Planned investments: The application emphasizes workforce development (clinical site training and tuition assistance tied to service commitments, described as conditional assistance rather than loan forgiveness), technology (shared EHR transition support for hospitals, remote patient monitoring, shared backend tools and transcription/AI supports for small practices), and piloting new uses of existing workforces (for example, EMS performing community‑integrated tasks such as home pre‑op lab work). Mazza Olsen highlighted an existing child psychiatry eConsult program and named Maple Mountain as a listed subrecipient in the application.

Timeline and next steps: Mazza Olsen said the state and CMS were still negotiating a final budget and that a starting negotiated budget was expected by January 30; she warned that many implementation details will remain unresolved until CMS issues additional guidance and the state’s final award package is complete. She also said CMS requires sustainability planning for any activities the state hopes to continue after the federal funding ends.

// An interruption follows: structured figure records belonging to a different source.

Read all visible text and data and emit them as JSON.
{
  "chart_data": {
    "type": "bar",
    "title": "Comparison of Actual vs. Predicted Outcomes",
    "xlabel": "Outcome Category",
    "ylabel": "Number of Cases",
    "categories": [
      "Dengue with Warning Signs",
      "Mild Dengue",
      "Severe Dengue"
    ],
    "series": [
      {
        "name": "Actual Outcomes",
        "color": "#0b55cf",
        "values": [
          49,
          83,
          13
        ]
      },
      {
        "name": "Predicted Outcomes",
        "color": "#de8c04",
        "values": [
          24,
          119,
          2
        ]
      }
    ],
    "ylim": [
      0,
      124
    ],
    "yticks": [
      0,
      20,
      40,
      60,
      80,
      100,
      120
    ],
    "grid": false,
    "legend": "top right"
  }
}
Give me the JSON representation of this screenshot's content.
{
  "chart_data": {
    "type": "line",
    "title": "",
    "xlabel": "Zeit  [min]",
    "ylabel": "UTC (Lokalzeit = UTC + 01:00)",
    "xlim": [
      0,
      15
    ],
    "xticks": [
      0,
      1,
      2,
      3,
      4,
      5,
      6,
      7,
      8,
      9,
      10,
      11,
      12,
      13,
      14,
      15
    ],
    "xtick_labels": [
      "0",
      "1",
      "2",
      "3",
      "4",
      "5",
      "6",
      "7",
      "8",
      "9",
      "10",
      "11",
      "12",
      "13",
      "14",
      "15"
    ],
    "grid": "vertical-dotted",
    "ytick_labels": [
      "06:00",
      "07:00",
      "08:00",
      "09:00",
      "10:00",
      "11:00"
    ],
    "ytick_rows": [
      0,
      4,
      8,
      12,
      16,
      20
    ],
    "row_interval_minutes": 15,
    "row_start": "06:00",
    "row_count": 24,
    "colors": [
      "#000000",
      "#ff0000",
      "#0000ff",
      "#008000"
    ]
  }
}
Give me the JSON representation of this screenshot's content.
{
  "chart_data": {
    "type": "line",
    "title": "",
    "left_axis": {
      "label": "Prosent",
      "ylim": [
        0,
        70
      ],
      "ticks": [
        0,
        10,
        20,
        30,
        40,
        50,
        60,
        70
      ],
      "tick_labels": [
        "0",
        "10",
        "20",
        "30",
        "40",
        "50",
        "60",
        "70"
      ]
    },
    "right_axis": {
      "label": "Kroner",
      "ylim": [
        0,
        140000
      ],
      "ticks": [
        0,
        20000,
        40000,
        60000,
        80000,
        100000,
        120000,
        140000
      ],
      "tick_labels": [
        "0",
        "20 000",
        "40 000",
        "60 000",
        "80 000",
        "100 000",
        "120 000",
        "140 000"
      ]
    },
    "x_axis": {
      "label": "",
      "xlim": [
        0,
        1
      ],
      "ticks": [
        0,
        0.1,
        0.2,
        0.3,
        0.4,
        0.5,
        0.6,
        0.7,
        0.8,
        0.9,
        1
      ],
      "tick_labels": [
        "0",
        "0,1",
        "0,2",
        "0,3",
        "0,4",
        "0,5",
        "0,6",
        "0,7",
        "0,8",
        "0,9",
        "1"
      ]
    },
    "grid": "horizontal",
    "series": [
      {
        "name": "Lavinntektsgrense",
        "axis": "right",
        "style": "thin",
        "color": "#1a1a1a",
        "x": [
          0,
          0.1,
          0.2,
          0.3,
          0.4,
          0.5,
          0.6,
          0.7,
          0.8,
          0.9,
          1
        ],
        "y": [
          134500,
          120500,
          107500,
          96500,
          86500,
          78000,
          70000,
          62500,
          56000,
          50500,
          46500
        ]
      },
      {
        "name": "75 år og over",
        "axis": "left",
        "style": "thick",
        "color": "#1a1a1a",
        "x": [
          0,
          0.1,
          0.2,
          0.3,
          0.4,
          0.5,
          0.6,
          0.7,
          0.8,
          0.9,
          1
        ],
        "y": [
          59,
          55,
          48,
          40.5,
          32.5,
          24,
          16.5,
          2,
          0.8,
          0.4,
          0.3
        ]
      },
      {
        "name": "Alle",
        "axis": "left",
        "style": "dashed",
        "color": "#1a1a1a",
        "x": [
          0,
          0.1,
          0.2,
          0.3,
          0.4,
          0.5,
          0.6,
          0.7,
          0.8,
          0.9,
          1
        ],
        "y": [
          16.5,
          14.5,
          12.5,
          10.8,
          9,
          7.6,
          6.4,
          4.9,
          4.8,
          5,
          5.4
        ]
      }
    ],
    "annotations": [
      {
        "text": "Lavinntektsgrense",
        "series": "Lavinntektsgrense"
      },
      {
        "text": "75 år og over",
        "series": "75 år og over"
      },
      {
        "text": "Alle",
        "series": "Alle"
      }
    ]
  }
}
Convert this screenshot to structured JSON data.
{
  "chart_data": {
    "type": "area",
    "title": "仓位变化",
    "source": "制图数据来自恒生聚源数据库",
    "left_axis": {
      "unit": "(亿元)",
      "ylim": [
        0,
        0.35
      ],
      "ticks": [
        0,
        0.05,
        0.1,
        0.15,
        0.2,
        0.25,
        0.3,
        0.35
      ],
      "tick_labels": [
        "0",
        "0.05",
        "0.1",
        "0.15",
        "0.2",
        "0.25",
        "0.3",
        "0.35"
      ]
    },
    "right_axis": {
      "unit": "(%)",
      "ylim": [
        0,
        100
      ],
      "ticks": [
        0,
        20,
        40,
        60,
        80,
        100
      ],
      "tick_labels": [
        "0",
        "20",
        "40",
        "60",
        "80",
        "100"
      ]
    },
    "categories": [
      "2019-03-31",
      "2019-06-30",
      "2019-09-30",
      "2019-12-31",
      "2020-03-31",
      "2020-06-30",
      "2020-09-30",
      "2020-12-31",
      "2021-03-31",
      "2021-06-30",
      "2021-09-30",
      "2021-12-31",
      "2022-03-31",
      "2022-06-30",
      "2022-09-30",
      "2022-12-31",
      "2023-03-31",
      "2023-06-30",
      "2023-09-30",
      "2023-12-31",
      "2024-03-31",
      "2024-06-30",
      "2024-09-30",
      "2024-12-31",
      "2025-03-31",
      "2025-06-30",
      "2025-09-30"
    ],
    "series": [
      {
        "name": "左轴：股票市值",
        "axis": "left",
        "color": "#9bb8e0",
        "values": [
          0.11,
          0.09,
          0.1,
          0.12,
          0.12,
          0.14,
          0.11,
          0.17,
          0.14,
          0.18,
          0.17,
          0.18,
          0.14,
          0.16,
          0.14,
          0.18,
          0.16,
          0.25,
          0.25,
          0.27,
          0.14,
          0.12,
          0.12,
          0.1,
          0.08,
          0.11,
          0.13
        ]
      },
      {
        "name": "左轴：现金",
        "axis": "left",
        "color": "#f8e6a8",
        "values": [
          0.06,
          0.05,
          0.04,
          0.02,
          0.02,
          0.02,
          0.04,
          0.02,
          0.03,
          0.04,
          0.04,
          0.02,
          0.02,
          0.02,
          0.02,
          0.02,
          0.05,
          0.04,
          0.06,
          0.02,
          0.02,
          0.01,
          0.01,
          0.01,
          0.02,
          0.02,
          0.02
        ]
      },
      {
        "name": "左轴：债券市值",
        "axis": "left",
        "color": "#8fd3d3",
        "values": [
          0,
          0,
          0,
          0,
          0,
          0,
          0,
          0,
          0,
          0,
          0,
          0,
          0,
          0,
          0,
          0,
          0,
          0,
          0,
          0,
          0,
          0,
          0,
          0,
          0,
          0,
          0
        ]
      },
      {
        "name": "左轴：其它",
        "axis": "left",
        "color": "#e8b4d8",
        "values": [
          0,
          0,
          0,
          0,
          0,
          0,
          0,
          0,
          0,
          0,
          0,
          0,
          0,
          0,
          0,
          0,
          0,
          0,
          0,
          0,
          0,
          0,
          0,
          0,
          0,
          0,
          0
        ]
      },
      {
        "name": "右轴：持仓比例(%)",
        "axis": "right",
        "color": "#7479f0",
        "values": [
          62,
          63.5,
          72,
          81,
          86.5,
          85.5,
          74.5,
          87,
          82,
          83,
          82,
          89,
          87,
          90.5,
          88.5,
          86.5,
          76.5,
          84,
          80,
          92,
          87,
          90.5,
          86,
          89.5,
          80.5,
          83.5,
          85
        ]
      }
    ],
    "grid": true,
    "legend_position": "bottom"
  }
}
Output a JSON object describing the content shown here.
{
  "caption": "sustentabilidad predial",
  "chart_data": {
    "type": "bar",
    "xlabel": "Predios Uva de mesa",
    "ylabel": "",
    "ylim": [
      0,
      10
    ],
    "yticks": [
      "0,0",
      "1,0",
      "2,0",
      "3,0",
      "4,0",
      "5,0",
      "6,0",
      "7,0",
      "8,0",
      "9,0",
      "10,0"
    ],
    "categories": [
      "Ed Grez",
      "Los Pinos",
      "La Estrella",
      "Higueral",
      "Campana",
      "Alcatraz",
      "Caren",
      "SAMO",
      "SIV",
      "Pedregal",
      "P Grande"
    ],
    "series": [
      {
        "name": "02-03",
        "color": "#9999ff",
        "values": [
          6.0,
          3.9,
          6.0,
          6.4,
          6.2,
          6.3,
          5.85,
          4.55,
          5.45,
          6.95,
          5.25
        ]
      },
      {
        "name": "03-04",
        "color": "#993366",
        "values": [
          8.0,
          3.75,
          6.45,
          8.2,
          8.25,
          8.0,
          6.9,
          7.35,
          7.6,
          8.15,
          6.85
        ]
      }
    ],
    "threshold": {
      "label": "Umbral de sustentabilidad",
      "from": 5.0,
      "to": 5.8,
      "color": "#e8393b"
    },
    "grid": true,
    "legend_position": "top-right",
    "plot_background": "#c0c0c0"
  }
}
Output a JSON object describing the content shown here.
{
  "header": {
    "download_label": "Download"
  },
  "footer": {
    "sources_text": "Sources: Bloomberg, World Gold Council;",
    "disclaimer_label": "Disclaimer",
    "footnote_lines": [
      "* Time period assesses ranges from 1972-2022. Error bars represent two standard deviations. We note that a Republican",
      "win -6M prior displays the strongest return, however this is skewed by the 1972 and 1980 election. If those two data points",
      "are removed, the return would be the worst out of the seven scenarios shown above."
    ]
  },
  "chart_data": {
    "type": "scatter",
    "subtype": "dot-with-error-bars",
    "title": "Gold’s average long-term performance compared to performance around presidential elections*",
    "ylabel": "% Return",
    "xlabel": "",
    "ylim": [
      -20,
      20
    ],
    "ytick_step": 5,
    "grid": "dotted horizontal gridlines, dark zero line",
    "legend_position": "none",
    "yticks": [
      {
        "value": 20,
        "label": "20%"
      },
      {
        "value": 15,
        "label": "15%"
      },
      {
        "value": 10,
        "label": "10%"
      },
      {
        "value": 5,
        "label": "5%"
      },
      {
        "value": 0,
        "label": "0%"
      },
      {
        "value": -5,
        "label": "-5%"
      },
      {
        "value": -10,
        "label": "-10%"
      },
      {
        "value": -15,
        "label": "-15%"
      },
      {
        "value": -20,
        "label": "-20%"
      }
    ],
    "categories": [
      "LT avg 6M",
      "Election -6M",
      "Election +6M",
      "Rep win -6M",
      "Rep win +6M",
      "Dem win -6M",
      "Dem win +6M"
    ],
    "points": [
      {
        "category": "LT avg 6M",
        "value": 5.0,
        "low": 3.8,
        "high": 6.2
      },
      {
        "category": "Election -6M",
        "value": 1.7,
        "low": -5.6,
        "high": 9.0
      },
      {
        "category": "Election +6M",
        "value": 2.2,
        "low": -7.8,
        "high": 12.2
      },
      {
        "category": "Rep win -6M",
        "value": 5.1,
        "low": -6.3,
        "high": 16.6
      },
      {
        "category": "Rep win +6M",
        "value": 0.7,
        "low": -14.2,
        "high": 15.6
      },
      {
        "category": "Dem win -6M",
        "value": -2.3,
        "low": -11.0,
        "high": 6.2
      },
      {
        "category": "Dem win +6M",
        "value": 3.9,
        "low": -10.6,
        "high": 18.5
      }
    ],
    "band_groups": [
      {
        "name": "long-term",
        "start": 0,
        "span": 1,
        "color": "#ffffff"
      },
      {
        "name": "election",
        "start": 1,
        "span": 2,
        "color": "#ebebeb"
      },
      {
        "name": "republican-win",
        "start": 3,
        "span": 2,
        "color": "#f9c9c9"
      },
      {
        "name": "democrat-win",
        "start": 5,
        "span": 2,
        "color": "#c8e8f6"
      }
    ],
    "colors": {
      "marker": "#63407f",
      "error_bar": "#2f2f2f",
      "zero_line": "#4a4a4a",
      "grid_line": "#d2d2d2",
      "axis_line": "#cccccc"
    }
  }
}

Committee role: Committee members pressed on eligibility (for example, whether funds could pay EHR implementation costs or ongoing licenses, and whether projects could cover lost revenue during transitions). Mazza Olsen said transition implementation costs are the likeliest technology use case, but that long‑term license costs and vendor procurement strategies will require subject‑matter expertise and further planning. Several legislators expressed concern about long‑term sustainability if temporary federal dollars increase program expectations.

What’s next: Mazza Olsen said the agency will continue internal planning, meet with providers to finalize project details, clarify legal questions (for example, about FQHCs and projects in less‑rural counties), and set up public notifications (website updates and a listserv) for providers interested in grant opportunities. The committee will remain informed but noted it does not have direct spending authority for the grant; oversight will be informational and focused on asking follow‑up questions as implementation unfolds.

Ending: The briefing closed with committee members thanking Mazza Olsen and staff; Mazza Olsen reiterated the state will provide updates as the final award and negotiated budget are confirmed.